The colt was bred by Breffni Farm in Kentucky, owned and run by Rhonda O’Rourke. Her husband Garrett runs the Juddmonte operation in the USA, and the farm is named in honour of the home place of Garrett’s parents in Hospital, Co Limerick. Garrett is one of three prominent bloodstock sons of the late Willie O’Rourke, a much-loved veterinary surgeon and former boss of Ballsbridge Sales (now Tattersalls Ireland) and his wife Fanny.
In association with Blandford Bloodstock, Cormac Farrell spent $60,000 to acquire Social Symbol as a yearling at Fasig-Tipton in October, and pocketed a nice profit when selling him in April.
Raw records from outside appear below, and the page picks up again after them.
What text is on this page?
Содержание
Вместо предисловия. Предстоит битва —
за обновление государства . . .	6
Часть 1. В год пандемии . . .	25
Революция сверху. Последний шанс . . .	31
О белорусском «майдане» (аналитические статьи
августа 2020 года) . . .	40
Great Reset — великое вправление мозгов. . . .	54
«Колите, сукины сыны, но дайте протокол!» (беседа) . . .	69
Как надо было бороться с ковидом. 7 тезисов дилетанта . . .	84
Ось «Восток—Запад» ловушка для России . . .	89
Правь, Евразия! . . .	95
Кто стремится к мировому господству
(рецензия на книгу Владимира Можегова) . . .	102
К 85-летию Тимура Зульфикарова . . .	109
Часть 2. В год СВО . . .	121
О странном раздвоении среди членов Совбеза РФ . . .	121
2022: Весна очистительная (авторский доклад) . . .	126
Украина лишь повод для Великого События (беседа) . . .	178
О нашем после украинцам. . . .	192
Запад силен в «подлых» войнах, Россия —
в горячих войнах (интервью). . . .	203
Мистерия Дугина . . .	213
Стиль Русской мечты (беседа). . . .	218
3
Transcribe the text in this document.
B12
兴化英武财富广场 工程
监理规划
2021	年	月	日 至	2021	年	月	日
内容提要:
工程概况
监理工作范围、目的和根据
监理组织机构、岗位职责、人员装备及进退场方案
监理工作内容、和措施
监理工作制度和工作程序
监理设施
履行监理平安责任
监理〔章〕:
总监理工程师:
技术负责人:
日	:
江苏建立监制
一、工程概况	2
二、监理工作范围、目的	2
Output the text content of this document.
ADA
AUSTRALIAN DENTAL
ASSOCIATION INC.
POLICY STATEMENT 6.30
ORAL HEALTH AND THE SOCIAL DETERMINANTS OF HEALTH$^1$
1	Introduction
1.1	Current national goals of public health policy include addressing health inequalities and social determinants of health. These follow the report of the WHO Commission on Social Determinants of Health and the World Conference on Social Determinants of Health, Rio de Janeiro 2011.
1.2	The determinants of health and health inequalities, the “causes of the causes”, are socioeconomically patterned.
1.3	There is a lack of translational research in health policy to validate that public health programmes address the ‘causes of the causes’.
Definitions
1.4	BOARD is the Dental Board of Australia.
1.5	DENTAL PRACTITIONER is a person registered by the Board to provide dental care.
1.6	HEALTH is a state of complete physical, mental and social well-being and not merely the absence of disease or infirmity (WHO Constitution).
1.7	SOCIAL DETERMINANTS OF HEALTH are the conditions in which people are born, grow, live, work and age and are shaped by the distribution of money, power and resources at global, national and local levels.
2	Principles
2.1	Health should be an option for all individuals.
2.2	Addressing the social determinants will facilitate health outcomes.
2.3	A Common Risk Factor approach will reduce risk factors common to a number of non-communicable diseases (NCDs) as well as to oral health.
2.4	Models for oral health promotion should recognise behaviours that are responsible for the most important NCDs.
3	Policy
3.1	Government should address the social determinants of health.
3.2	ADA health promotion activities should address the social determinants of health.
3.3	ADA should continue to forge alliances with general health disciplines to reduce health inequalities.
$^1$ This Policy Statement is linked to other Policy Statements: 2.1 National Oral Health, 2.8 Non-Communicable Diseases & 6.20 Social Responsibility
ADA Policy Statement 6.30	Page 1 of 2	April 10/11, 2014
He is the third winner for his dam Bodacious Babe (Mineshaft), a graded stakes-placed winner three times who was purchased as a five-year-old for $350,000, carrying her first foal, the three-time Japanese winner Ju Taro (Arrogate).
Bodacious Babe’s second foal was retained, and she has been a headline act for Breffni Farm. Royal Spa (Violence) is a full-sister to Social Symbol, and she won seven races and earned $1.1 million for Garrett and Rhonda, and was at her best last year as a five-year-old. Her victories are headed by a couple of graded stakes wins at Churchill Downs, notably the Grade 2 Locust Grove Stakes.
Winner-in-waiting
In between her first two foals winning, and Social Symbol coming along, Bodacious Babe’s other three foals have all run, and two have been placed. One of these is the three-year-old filly Bodacious Bay (Not This Time). A $350,000 Keeneland yearling, she is a winner-in-waiting, having been runner-up on both her starts to date, most recently in a maiden special at Churchill Downs two weeks ago.
When Bodacious Babe was purchased by Breffni Farm, she was in the catalogue as the only stakes performer among six winners for the unraced Blossomed (Deputy Minister). Her two-year-old half-sister Sippican Harbor (Orb) gave the mare’s sale value a boost when she won the Grade 1 Spinaway Stakes, and this year she is back in the news thanks to her son Commandment (Into Mischief) who won the Grade 1 Florida Derby.
In fact, the pedigree has truly ‘blossomed’, as the mare of the same name now has 10 winners, and four of them are stakes winners. In addition to Sippican Harbor, Blossomed is dam of the Japanese multiple stakes winner Awesome Result (Justify), UAE listed winner Saayedd (Malibu Moon), and last year’s US stakes winner Crudo (Justify).